The same ruling effectively licensed secondary action by trade unions, until Mrs Thatcher thought otherwise. The words of Lord Simon, the Lord Chancellor, are still quoted in defence of the principle that action based on a shared interest need not amount to a conspiracy if the motivation was good – as it certainly was in the Harris Tweed case.

As the decades passed, the same challenges kept arising in different forms. In the mid-1950s, it did not help when the President of the Board of Trade, Sir David Eccles, provoked Hebridean fury by likening Harris Tweed to “Bath buns … not all made in the place to which the name refers”. This renewed uncertainty led to a flurry of legal cases.

The 1963 case in the Court of Session was supposed to bring all these arguments to a conclusion, for ever and a day, when Lord Hunter found comprehensively in favour of the entire Harris Tweed process being carried out in the Outer Hebrides, in order to qualify for the Orb trade mark.

It probably did no harm that Lord Hunter was a keen fisherman, well acquainted with Lewis and Harris – and also, it is reasonable to assume, the importance of Harris Tweed to their economy.

The following year, Lord Cross delivered a similar and equally important ruling in the English courts so the Orb definition became watertight in both jurisdictions.
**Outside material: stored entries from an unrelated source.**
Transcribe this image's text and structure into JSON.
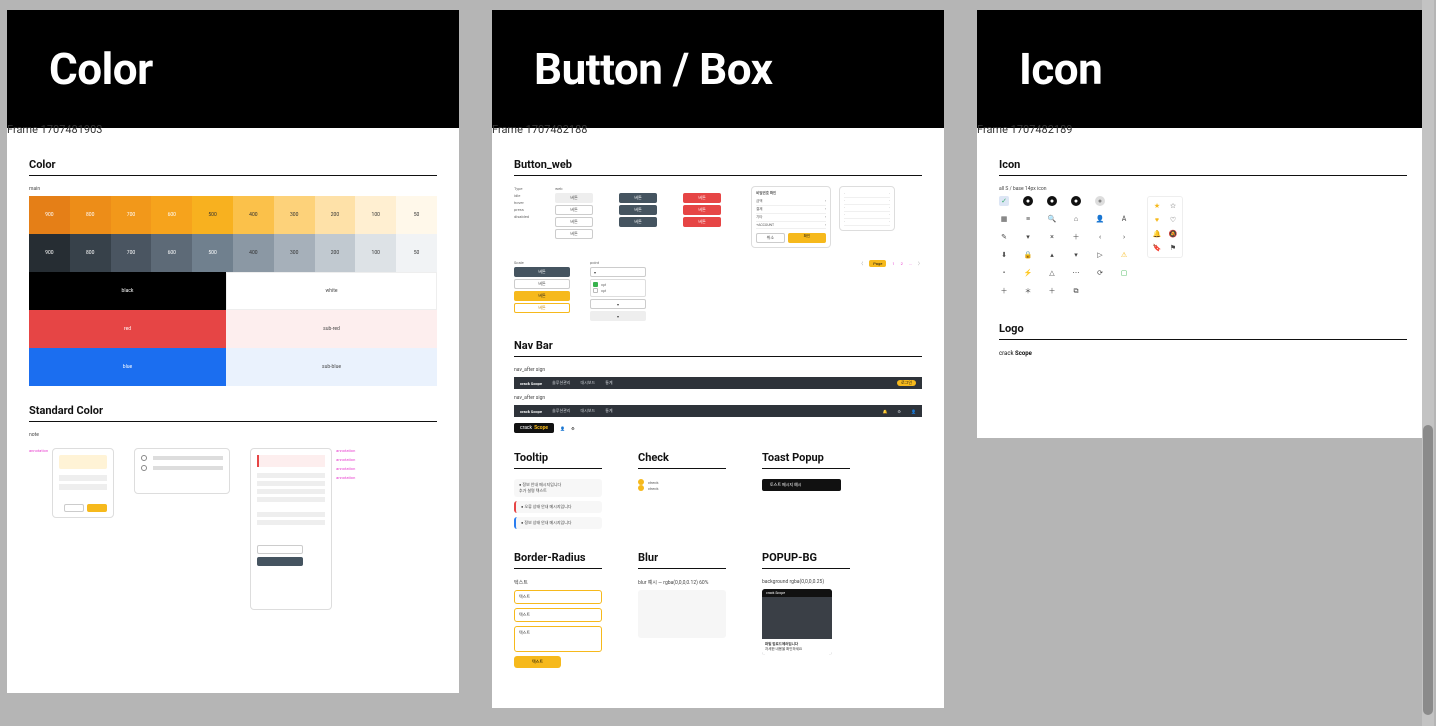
{
  "frames": {
    "color": {
      "label": "Frame 1707481903",
      "title": "Color"
    },
    "button": {
      "label": "Frame 1707482188",
      "title": "Button / Box"
    },
    "icon": {
      "label": "Frame 1707482189",
      "title": "Icon"
    }
  },
  "color_panel": {
    "heading": "Color",
    "sub_label": "main",
    "orange": {
      "shades": [
        "900",
        "800",
        "700",
        "600",
        "500",
        "400",
        "300",
        "200",
        "100",
        "50"
      ],
      "hex": [
        "#e57f17",
        "#ed8d18",
        "#f2981a",
        "#f6a31c",
        "#f8b11f",
        "#fbc14a",
        "#fdd27a",
        "#fee1a8",
        "#ffefd1",
        "#fff8ea"
      ]
    },
    "gray": {
      "shades": [
        "900",
        "800",
        "700",
        "600",
        "500",
        "400",
        "300",
        "200",
        "100",
        "50"
      ],
      "hex": [
        "#262d33",
        "#37414a",
        "#4a5561",
        "#5d6a77",
        "#70808e",
        "#8b98a4",
        "#a6b0ba",
        "#c1c9d0",
        "#dde2e6",
        "#f1f3f5"
      ]
    },
    "blocks": {
      "black": {
        "left_label": "black",
        "right_label": "white",
        "left": "#000000",
        "right": "#ffffff"
      },
      "red": {
        "left_label": "red",
        "right_label": "sub-red",
        "left": "#e64545",
        "right": "#fdeeee"
      },
      "blue": {
        "left_label": "blue",
        "right_label": "sub-blue",
        "left": "#1b6ef0",
        "right": "#eaf2fd"
      }
    },
    "standard_heading": "Standard Color",
    "standard_sub": "note",
    "anno_text": "annotation"
  },
  "button_panel": {
    "heading": "Button_web",
    "col_labels": {
      "type": "Type",
      "web": "web",
      "point": "point"
    },
    "states": [
      "idle",
      "hover",
      "press",
      "disabled"
    ],
    "btn_labels": {
      "generic": "버튼",
      "confirm": "확인",
      "cancel": "취소"
    },
    "scale_label": "Scale",
    "popup_mock": {
      "title": "비밀번호 확인",
      "rows": [
        "금액",
        "결제",
        "기타",
        "+ACCOUNT"
      ],
      "cancel": "취소",
      "ok": "확인"
    },
    "pager": {
      "prev": "〈",
      "page": "Page",
      "p1": "1",
      "p2": "2",
      "etc": "...",
      "next": "〉"
    },
    "nav_heading": "Nav Bar",
    "nav_sub1": "nav_after sign",
    "nav_sub2": "nav_after sign",
    "nav": {
      "brand_a": "crack",
      "brand_b": "Scope",
      "m1": "솔루션관리",
      "m2": "대시보드",
      "m3": "통계",
      "login": "로그인"
    },
    "tooltip_heading": "Tooltip",
    "tooltip_lines": [
      "정보 안내 메시지입니다",
      "추가 설명 텍스트",
      "오류 상태 안내 메시지입니다",
      "정보 상태 안내 메시지입니다"
    ],
    "check_heading": "Check",
    "check_labels": [
      "check",
      "check"
    ],
    "toast_heading": "Toast Popup",
    "toast_text": "토스트 메시지 예시",
    "br_heading": "Border-Radius",
    "br_labels": [
      "텍스트",
      "텍스트",
      "텍스트",
      "텍스트",
      "텍스트"
    ],
    "blur_heading": "Blur",
    "blur_note": "blur 예시 — rgba(0,0,0,0.12) 60%",
    "popup_heading": "POPUP-BG",
    "popup_note": "background rgba(0,0,0,0.25)",
    "popup_sheet": {
      "t": "파일 업로드에러입니다",
      "s": "자세한 내용을 확인하세요"
    }
  },
  "icon_panel": {
    "heading": "Icon",
    "note": "all S / base 14px icon",
    "logo_heading": "Logo",
    "logo": {
      "a": "crack",
      "b": "Scope"
    }
  }
}
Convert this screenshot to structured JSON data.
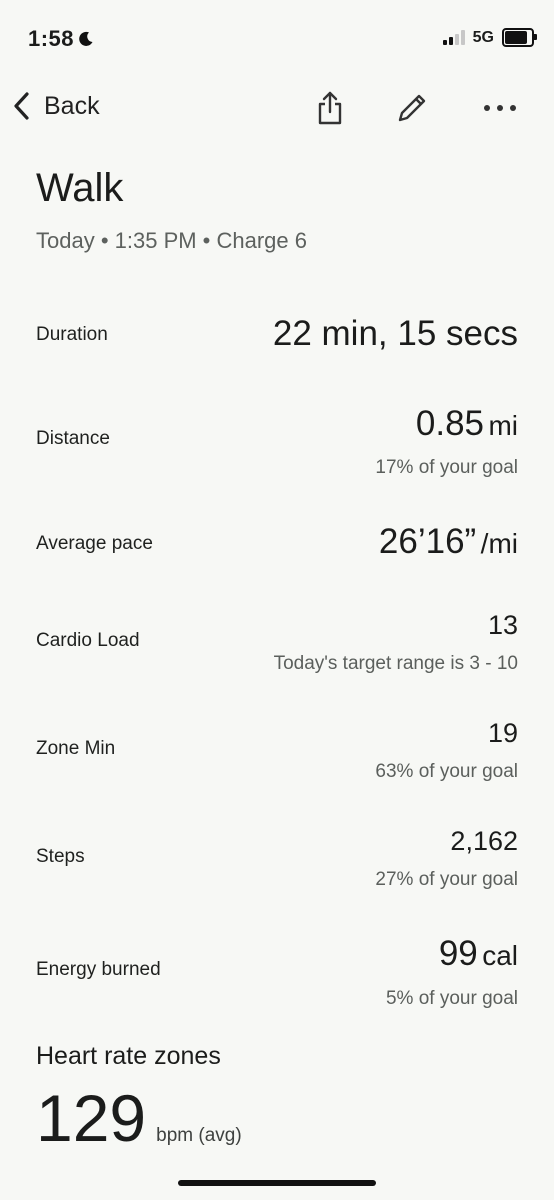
{
  "status_bar": {
    "time": "1:58",
    "network": "5G"
  },
  "nav": {
    "back_label": "Back"
  },
  "header": {
    "title": "Walk",
    "subtitle": "Today • 1:35 PM • Charge 6"
  },
  "metrics": {
    "duration": {
      "label": "Duration",
      "value": "22 min, 15 secs"
    },
    "distance": {
      "label": "Distance",
      "value": "0.85",
      "unit": "mi",
      "sub": "17% of your goal"
    },
    "pace": {
      "label": "Average pace",
      "value": "26’16”",
      "unit": "/mi"
    },
    "cardio": {
      "label": "Cardio Load",
      "value": "13",
      "sub": "Today's target range is 3 - 10"
    },
    "zone": {
      "label": "Zone Min",
      "value": "19",
      "sub": "63% of your goal"
    },
    "steps": {
      "label": "Steps",
      "value": "2,162",
      "sub": "27% of your goal"
    },
    "energy": {
      "label": "Energy burned",
      "value": "99",
      "unit": "cal",
      "sub": "5% of your goal"
    }
  },
  "heart_rate": {
    "title": "Heart rate zones",
    "value": "129",
    "unit": "bpm (avg)"
  },
  "icons": {
    "back": "chevron-left-icon",
    "share": "share-icon",
    "edit": "pencil-icon",
    "more": "more-horizontal-icon"
  }
}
For the next 20 years, that seemed to put the matter to rest but then doubts started to arise. In her book, “The Islanders and the Orb”, Janet Hunter wrote: “In the opinion of Judge David Edward, who was a member of the HTA when the status of the trade mark in relation to European law came to be re-examined in the mid-1980s, that precedent (the Hunter judgement) was not sufficiently strong to provide permanent protection to the trade mark”. It became essential “that it should be placed beyond doubt that the HTA was master of the Orb trade mark with the words ‘Harris Tweed’ subjoined”.

And so the hard work which led to the Harris Tweed Act began and the Harris Tweed Authority was brought into existence. Over three decades, its work has evolved. The historic battle within the United Kingdom with producers who coveted the Harris Tweed brand has receded while the need for brand protection has greatly increased.
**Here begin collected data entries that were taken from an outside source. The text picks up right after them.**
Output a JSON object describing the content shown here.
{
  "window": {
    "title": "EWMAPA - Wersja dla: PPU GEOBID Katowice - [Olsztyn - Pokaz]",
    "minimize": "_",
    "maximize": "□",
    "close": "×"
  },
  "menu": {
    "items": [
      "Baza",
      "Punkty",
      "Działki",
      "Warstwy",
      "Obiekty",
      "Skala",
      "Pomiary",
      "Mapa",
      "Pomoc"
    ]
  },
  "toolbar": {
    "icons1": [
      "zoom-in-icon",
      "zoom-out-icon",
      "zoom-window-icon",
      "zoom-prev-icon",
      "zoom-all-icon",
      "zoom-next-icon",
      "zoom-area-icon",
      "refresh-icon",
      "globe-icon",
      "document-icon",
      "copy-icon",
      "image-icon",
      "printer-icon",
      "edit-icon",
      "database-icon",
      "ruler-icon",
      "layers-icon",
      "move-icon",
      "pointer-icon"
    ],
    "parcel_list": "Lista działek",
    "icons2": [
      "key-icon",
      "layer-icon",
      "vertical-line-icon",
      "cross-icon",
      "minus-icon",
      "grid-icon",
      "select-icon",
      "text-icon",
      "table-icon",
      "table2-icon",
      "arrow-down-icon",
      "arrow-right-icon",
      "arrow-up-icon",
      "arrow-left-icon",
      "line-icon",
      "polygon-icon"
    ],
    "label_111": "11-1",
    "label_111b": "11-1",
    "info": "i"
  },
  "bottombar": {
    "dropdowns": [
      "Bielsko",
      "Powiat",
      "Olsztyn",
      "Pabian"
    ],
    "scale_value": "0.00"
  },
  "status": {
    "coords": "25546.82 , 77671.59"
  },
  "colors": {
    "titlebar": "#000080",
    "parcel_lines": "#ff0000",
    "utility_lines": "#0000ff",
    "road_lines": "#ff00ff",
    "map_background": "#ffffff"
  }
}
The vast majority of Harris Tweed used to go into men’s jackets – 90 per cent as late as 2008 when Harris Tweed Hebrides began. As its use in accessories and interiors grew rapidly, so too did the prominence – and value – of the label as it was increasingly displayed as part of the finished product, not all of them composed entirely of Harris Tweed.
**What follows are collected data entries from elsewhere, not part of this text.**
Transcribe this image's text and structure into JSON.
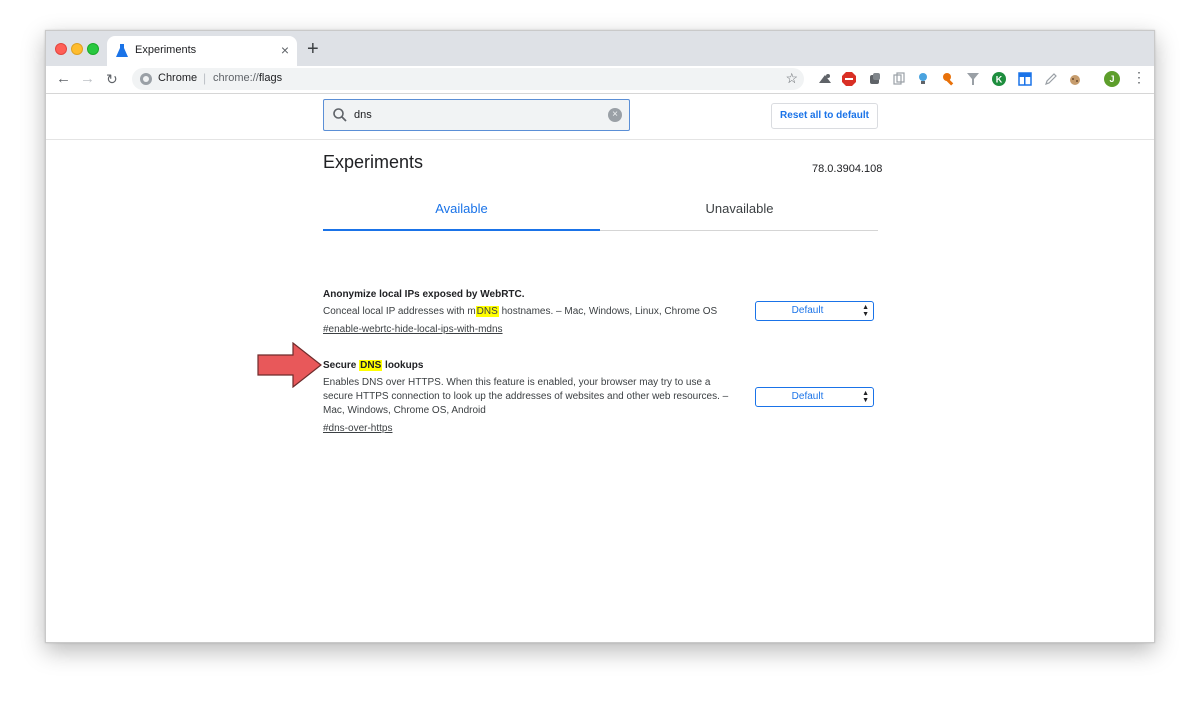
{
  "window": {
    "tab": {
      "title": "Experiments",
      "close_glyph": "×"
    },
    "newtab_glyph": "+",
    "nav": {
      "back_glyph": "←",
      "forward_glyph": "→",
      "reload_glyph": "↻"
    },
    "omnibox": {
      "site_label": "Chrome",
      "separator": "|",
      "url_scheme": "chrome://",
      "url_path": "flags",
      "bookmark_glyph": "☆"
    },
    "avatar_letter": "J",
    "menu_glyph": "⋮",
    "extension_icons": [
      "weather-icon",
      "adblock-plus-icon",
      "extension-box-icon",
      "copy-icon",
      "lightbulb-icon",
      "wrench-icon",
      "filter-icon",
      "k-circle-icon",
      "grid-app-icon",
      "pencil-icon",
      "cookie-icon"
    ]
  },
  "page": {
    "search": {
      "value": "dns",
      "clear_glyph": "×"
    },
    "reset_label": "Reset all to default",
    "title": "Experiments",
    "version": "78.0.3904.108",
    "tabs": [
      {
        "label": "Available",
        "active": true
      },
      {
        "label": "Unavailable",
        "active": false
      }
    ],
    "flags": [
      {
        "title_pre": "Anonymize local IPs exposed by WebRTC.",
        "title_mark": "",
        "title_post": "",
        "desc_pre": "Conceal local IP addresses with m",
        "desc_mark": "DNS",
        "desc_post": " hostnames. – Mac, Windows, Linux, Chrome OS",
        "link": "#enable-webrtc-hide-local-ips-with-mdns",
        "select_value": "Default"
      },
      {
        "title_pre": "Secure ",
        "title_mark": "DNS",
        "title_post": " lookups",
        "desc_pre": "Enables DNS over HTTPS. When this feature is enabled, your browser may try to use a secure HTTPS connection to look up the addresses of websites and other web resources. – Mac, Windows, Chrome OS, Android",
        "desc_mark": "",
        "desc_post": "",
        "link": "#dns-over-https",
        "select_value": "Default"
      }
    ],
    "select_arrows": "▲▼"
  },
  "colors": {
    "accent": "#1a73e8",
    "highlight": "#ffff00",
    "annotation_arrow": "#e8585a",
    "tabstrip": "#dee1e6"
  }
}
Lorna Macaulay, chief executive of the HTA since 2008, says: “Not only did this create equity in the label but there was also a tightrope to be walked in determining how it could be used in order to avoid exploitation of the brand. We became brand managers”.

The HTA now has a longstanding relationship with an Edinburgh-based company called Snapdragon which uses its own technology to trawl the internet in search of potentially offending products. This has proved effective in keeping the counterfeiters at bay, though they will never go away entirely.

Though times and challenges change, the abiding truths remain – if Harris Tweed could be made anywhere else, it would be and where its name and reputation can be exploited, they will be. It is the Harris Tweed Act of 1993 which guarantees in perpetuity that the name will remain the exclusive property of the Outer Hebrides, along with the duty to protect it.